Last week’s magical Mountain West Tournament run was capped off by a 59-56 win over fourth-seeded Fresno State in the title bout; in the process, the seventh-seeded Cowgirls became the lowest seeded team to ever win the Mountain West Tournament title. It’s just the second conference championship, regular season or tournament, in program history. UW won the High Country Athletic Conference regular-season title in 1989-90.

The Cowgirls’ only other NCAA Tournament appearance came in 2008 as an at-large team.

“I’m just happy for them. I’m happy for this program. I’m happy for the state, you know, our fans” second-year UW coach Gerald Mattinson said. “They're so devoted and they care so much about, so deeply about this program and about the players that we have now, and the players that have gone through here.

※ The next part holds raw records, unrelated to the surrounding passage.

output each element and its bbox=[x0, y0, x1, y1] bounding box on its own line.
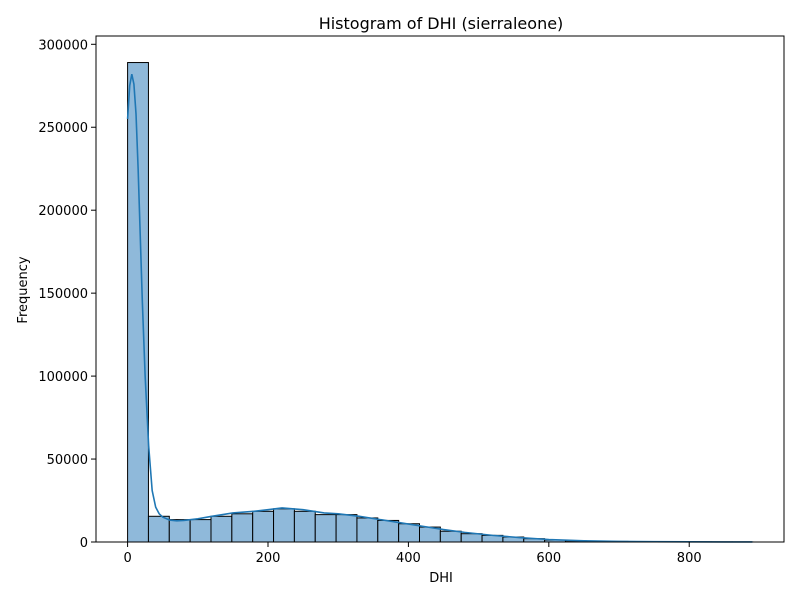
histogram-bar bbox=[439, 530, 462, 543]
y-tick-label: 150000 bbox=[38, 287, 88, 302]
x-tick-label: 600 bbox=[536, 551, 561, 566]
histogram-bar bbox=[335, 514, 358, 543]
x-tick-label: 200 bbox=[256, 551, 281, 566]
y-axis-ticks: 0 50000 100000 150000 200000 250000 300000 bbox=[38, 38, 96, 551]
histogram-bar bbox=[168, 519, 191, 543]
histogram-bar bbox=[377, 519, 400, 543]
histogram-bar bbox=[231, 513, 254, 543]
x-tick-label: 400 bbox=[396, 551, 421, 566]
histogram-bar bbox=[252, 510, 275, 543]
x-axis-label: DHI bbox=[429, 571, 453, 586]
x-tick-label: 0 bbox=[123, 551, 131, 566]
x-axis-ticks: 0 200 400 600 800 bbox=[123, 542, 702, 566]
y-tick-label: 100000 bbox=[38, 370, 88, 385]
histogram-bar bbox=[210, 515, 233, 543]
histogram-bar bbox=[293, 510, 316, 543]
bars-group bbox=[127, 62, 754, 543]
x-tick-label: 800 bbox=[677, 551, 702, 566]
y-tick-label: 50000 bbox=[47, 453, 88, 468]
y-tick-label: 200000 bbox=[38, 204, 88, 219]
histogram-bar bbox=[398, 523, 421, 543]
plot-frame bbox=[95, 35, 785, 543]
histogram-bar bbox=[460, 533, 483, 543]
histogram-bar bbox=[189, 519, 212, 543]
histogram-bar bbox=[314, 514, 337, 543]
kde-curve bbox=[126, 73, 753, 543]
histogram-bar bbox=[127, 62, 149, 543]
y-tick-label: 250000 bbox=[38, 121, 88, 136]
y-tick-label: 0 bbox=[80, 536, 88, 551]
chart-title: Histogram of DHI (sierraleone) bbox=[319, 14, 564, 33]
y-tick-label: 300000 bbox=[38, 38, 88, 53]
histogram-bar bbox=[273, 508, 295, 543]
y-axis-label: Frequency bbox=[16, 256, 31, 323]
histogram-bar bbox=[147, 515, 170, 543]
histogram-bar bbox=[356, 517, 379, 543]
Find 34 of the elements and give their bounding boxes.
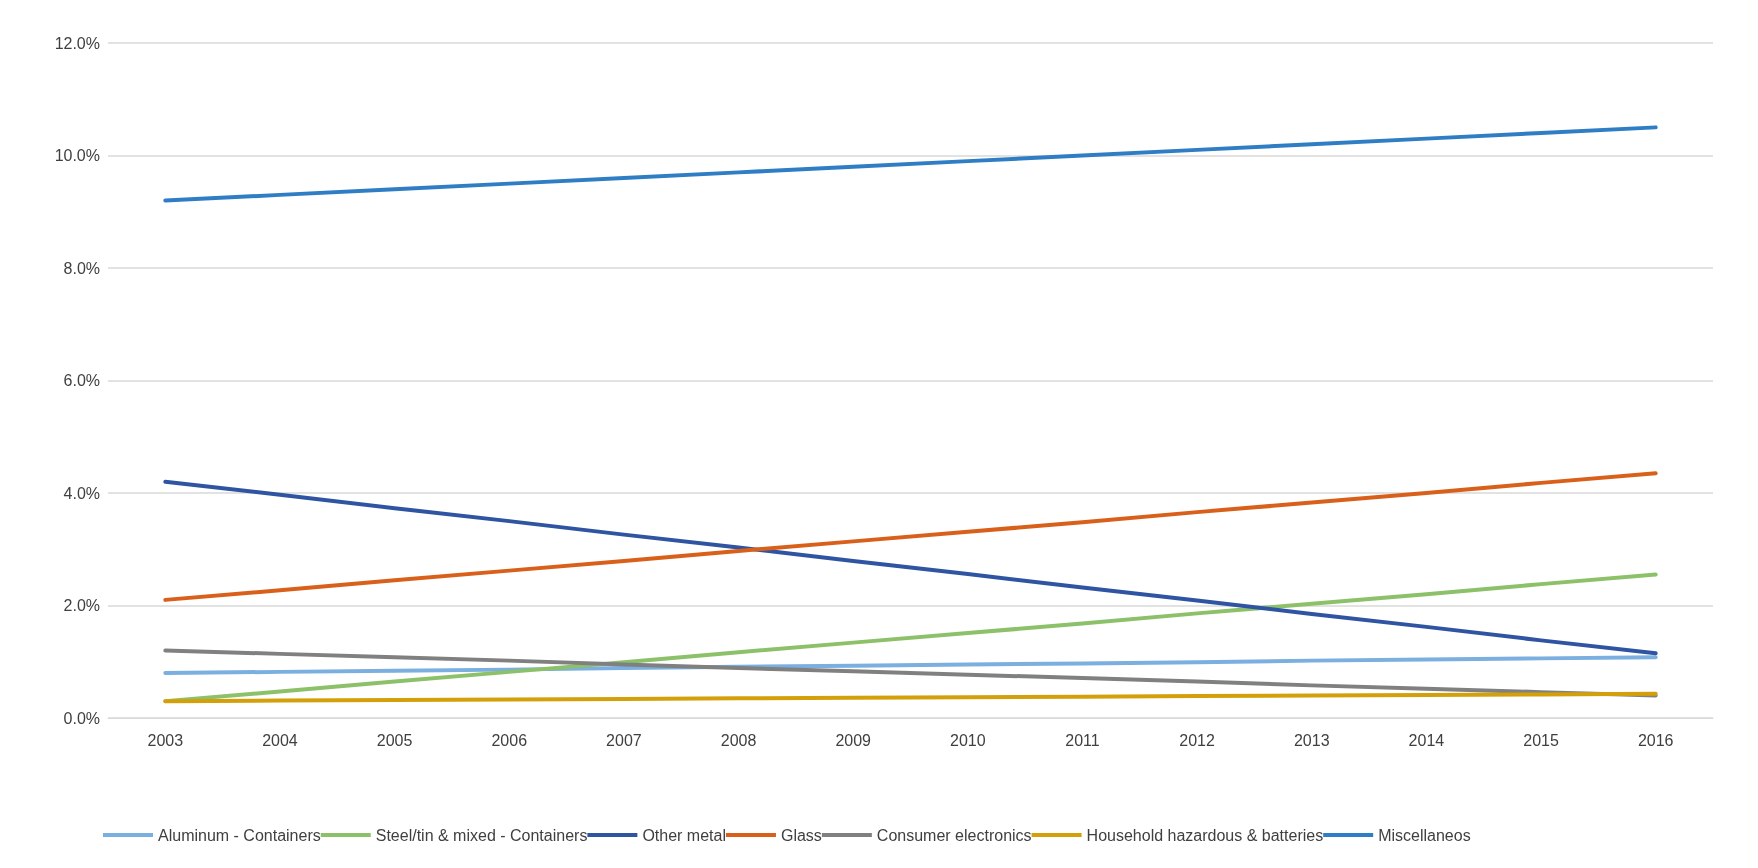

“Even though I don’t look it, I’m ecstatic. That’s just who I am. I can’t tell you how I feel … being a Wyoming person and having a chance, an opportunity, to be a small part and represent this state and represent this program.”

While the initial plan was to hold a rally and live selection show at Arena-Auditorium Monday evening for the team and Cowgirls faithful, a historic storm put a damper on the festivities. The team got together shortly after practice, socially distanced on the court and watched the show on the arena's big screen, Mattinson said.

But you won’t hear a ton of complaints from Mattinson, who said his team might have been a little too excited when it heard its name called Monday evening. While he would have liked to have been with fans, it was a special moment for his team nonetheless.

“We were so excited seeing out name, we didn’t even know what day or time we play,” Mattinson said with a laugh. “We’re going to have to go back and figure that one out. That's kind of how excited they were, because we all started looking at each other and going, ‘Did we see what day we play or not?’”

The team will fly to Texas Tuesday morning, Mattinson said, and will not be able to practice until Thursday at the earliest due to COVID-19 protocols.

While Mattinson doesn’t have much intel on the Bruins (16-5), he is entirely aware that that they are a powerhouse that has seen a great deal of success in recent years.

UCLA, a member of the Pac-12 Conference, has played in the last five NCAA Tournaments.

“I know they're a very good team. I know they're very talented,” Mattinson said. “But to give you specifics, I have to look at them a little bit more on film.”